Vikram Nitin, Anthony Saieva, Baishakhi Ray and Gail Kaiser. DIRECT : A Transformer-based Model for Decompiled Identifier Renaming. 1st Workshop on Natural Language Processing for Programming (NLP4Prog), co-located with ACL-IJCNLP, Virtual, August 2021, pp. 48-57. http://dx.doi.org/10.18653/v1/2021.nlp4prog-1.6.

Decompiling binary executables to high-level code is an important step in reverse engineering scenarios, such as malware analysis and legacy code maintenance. However, the generated high-level code is difficult to understand since the original variable names are lost. In this paper, we leverage transformer models to reconstruct the original variable names from decompiled code. Inherent differences between code and natural language present certain challenges in applying conventional transformer-based architectures to variable name recovery.

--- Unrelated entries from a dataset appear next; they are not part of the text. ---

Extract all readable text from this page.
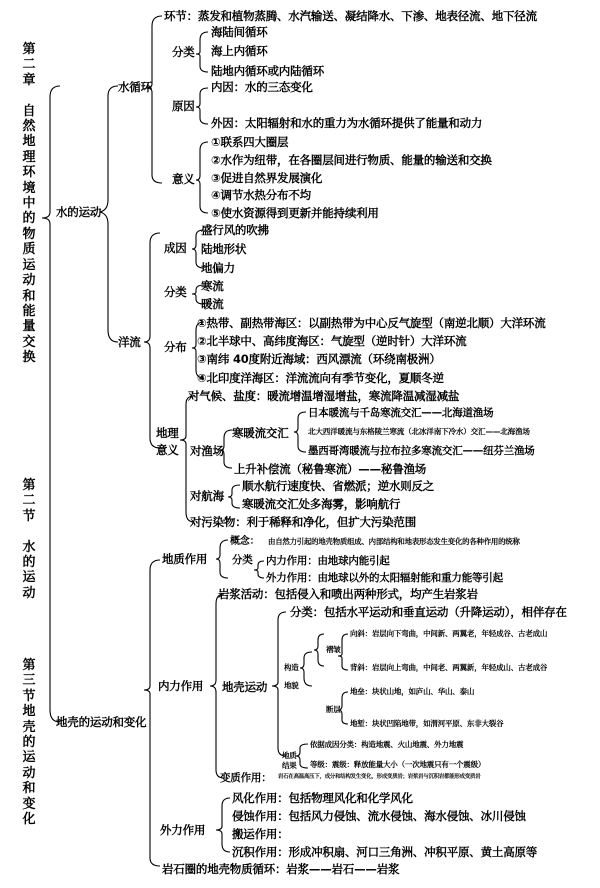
第
二
章

自
然
地
理
环
境
中
的
物
质
运
动
和
能
量
交
换
第
二
节

水
的
运
动
第
三
节
地
壳
的
运
动
和
变
化
水的运动
水循环
环节：蒸发和植物蒸腾、水汽输送、凝结降水、下渗、地表径流、地下径流
分类
海陆间循环
海上内循环
陆地内循环或内陆循环
原因
内因：水的三态变化
外因：太阳辐射和水的重力为水循环提供了能量和动力
意义
①联系四大圈层
②水作为纽带，在各圈层间进行物质、能量的输送和交换
③促进自然界发展演化
④调节水热分布不均
⑤使水资源得到更新并能持续利用
洋流
成因
盛行风的吹拂
陆地形状
地偏力
分类 寒流
暖流
分布
①热带、副热带海区：以副热带为中心反气旋型（南逆北顺）大洋环流
②北半球中、高纬度海区：气旋型（逆时针）大洋环流
③南纬 40度附近海域：西风漂流（环绕南极洲）
④北印度洋海区：洋流流向有季节变化，夏顺冬逆
地理
意义
对气候、盐度：暖流增温增湿增盐，寒流降温减湿减盐
对渔场
寒暖流交汇
日本暖流与千岛寒流交汇——北海道渔场
北大西洋暖流与东格陵兰寒流（北冰洋南下冷水）交汇——北海渔场
墨西哥湾暖流与拉布拉多寒流交汇——纽芬兰渔场
上升补偿流（秘鲁寒流）——秘鲁渔场
对航海
顺水航行速度快、省燃派；逆水则反之
寒暖流交汇处多海雾，影响航行
对污染物：利于稀释和净化，但扩大污染范围
地壳的运动和变化
地质作用
概念： 由自然力引起的地壳物质组成、内部结构和地表形态发生变化的各种作用的统称
分类 内力作用：由地球内能引起
外力作用：由地球以外的太阳辐射能和重力能等引起
内力作用
岩浆活动：包括侵入和喷出两种形式，均产生岩浆岩
地壳运动
分类：包括水平运动和垂直运动（升降运动），相伴存在
构造
地貌
褶皱
向斜： 岩层向下弯曲，中间新、两翼老，年轻成谷、古老成山
背斜： 岩层向上弯曲，中间老、两翼新，年轻成山、古老成谷
断层
地垒： 块状山地，如庐山、华山、泰山
地堑： 块状凹陷地带，如渭河平原、东非大裂谷
地质
结果
依据成因分类：构造地震、火山地震、外力地震
等级：震级：释放能量大小（一次地震只有一个震级）
变质作用： 岩石在高温高压下，成分和结构发生变化，形成变质岩；岩浆岩与沉积岩都能形成变质岩
外力作用
风化作用：包括物理风化和化学风化
侵蚀作用：包括风力侵蚀、流水侵蚀、海水侵蚀、冰川侵蚀
搬运作用：
沉积作用：形成冲积扇、河口三角洲、冲积平原、黄土高原等
岩石圈的地壳物质循环：岩浆——岩石——岩浆
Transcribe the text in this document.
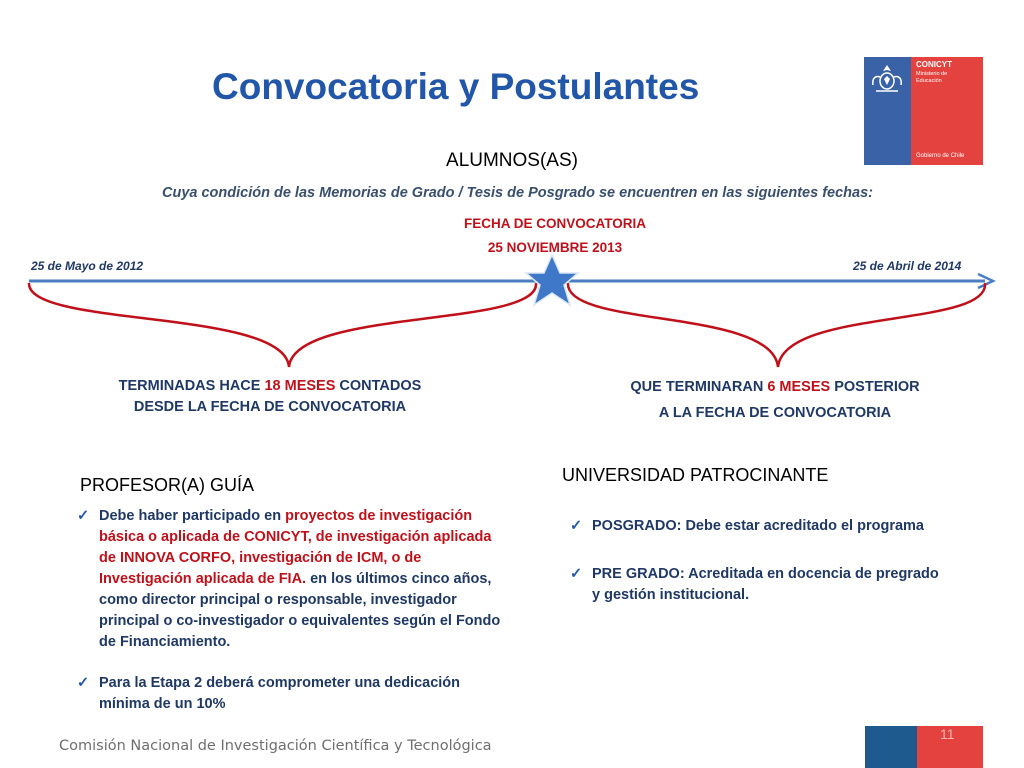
Convocatoria y Postulantes
CONICYT
Ministerio de Educación
Gobierno de Chile
ALUMNOS(AS)
Cuya condición de las Memorias de Grado / Tesis de Posgrado se encuentren en las siguientes fechas:
FECHA DE CONVOCATORIA
25 NOVIEMBRE 2013
25 de Mayo de 2012	25 de Abril de 2014
TERMINADAS HACE 18 MESES CONTADOS
DESDE LA FECHA DE CONVOCATORIA
QUE TERMINARAN 6 MESES POSTERIOR
A LA FECHA DE CONVOCATORIA
PROFESOR(A) GUÍA
✓ Debe haber participado en proyectos de investigación básica o aplicada de CONICYT, de investigación aplicada de INNOVA CORFO, investigación de ICM, o de Investigación aplicada de FIA. en los últimos cinco años, como director principal o responsable, investigador principal o co-investigador o equivalentes según el Fondo de Financiamiento.
✓ Para la Etapa 2 deberá comprometer una dedicación mínima de un 10%
UNIVERSIDAD PATROCINANTE
✓ POSGRADO: Debe estar acreditado el programa
✓ PRE GRADO: Acreditada en docencia de pregrado y gestión institucional.
Comisión Nacional de Investigación Científica y Tecnológica
11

We propose DIRECT, a novel transformer-based architecture customized specifically for the task at hand. We evaluate our model on a dataset of decompiled functions and find that DIRECT outperforms the previous state-of-the-art model by up to 20%. We also present ablation studies evaluating the impact of each of our modifications. We make the source code of DIRECT available to encourage reproducible research.

@inproceedings{direct,
author = {Vikram Nitin and Anthony Saieva and Baishakhi Ray and Gail Kaiser},
title = {{DIRECT : A Transformer-based Model for Decompiled Identifier Renaming}},
booktitle = {{1st Workshop on Natural Language Processing for Programming (NLP4Prog), co-located with ACL-IJCNLP}},
month = {August},
year = {2021},
pages = {48-57},
location={Virtual},
url = {http://dx.doi.org/10.18653/v1/2021.nlp4prog-1.6},
}